Graham R W, Atkinson T, Kilburn D G, Miller R C, Warren R A
Department of Microbiology, University of British Columbia, Vancouver, Canada.
Nucleic Acids Res. 1993 Oct 25;21(21):4923-8. doi: 10.1093/nar/21.21.4923.
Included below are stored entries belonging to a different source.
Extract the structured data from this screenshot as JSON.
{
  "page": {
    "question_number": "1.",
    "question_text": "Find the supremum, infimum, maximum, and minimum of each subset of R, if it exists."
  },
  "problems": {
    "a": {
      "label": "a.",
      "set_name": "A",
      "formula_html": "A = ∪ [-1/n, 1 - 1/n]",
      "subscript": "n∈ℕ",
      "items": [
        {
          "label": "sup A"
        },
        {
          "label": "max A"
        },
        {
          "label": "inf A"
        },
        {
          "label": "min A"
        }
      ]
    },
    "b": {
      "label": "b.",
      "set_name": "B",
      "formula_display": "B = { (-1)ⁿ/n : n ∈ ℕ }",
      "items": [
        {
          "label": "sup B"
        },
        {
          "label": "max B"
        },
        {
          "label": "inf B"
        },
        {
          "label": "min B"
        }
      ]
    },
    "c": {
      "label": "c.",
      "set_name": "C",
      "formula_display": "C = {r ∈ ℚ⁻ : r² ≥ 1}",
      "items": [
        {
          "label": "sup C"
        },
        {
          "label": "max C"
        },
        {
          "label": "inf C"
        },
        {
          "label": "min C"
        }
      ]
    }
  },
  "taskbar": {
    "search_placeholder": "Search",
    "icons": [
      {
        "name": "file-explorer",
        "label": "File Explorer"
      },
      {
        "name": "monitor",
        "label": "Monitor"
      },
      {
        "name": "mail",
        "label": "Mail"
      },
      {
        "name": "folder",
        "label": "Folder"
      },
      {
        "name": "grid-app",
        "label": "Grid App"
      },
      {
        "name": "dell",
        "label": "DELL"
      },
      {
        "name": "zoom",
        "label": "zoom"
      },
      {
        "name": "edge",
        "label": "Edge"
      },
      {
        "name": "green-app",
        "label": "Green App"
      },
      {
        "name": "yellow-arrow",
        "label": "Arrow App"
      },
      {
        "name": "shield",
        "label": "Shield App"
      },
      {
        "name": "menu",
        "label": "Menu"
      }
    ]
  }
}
A synthetic gene encoding the Schizophyllum commune xylanase XynA was constructed by a novel PCR-based procedure. Three long oligonucleotides were synthesized and used in combination with flanking PCR primers to generate a 607 base pair gene which contained 31 unique locations for restriction enzyme cleavage. The amino acid sequence was tailored for expression in Escherichia coli by using only those codons found in highly expressed E. coli genes. The availability of the gene will facilitate analysis of the structure and function of this and other beta-(1,4) xylanases.
通过一种基于聚合酶链式反应(PCR)的新方法构建了编码裂褶菌木聚糖酶XynA的合成基因。合成了三条长寡核苷酸,并与侧翼PCR引物结合使用,以生成一个607个碱基对的基因,该基因包含31个用于限制性内切酶切割的独特位点。通过仅使用在高表达的大肠杆菌基因中发现的那些密码子,对氨基酸序列进行了优化,以便在大肠杆菌中表达。该基因的获得将有助于分析这种和其他β-(1,4)木聚糖酶的结构和功能。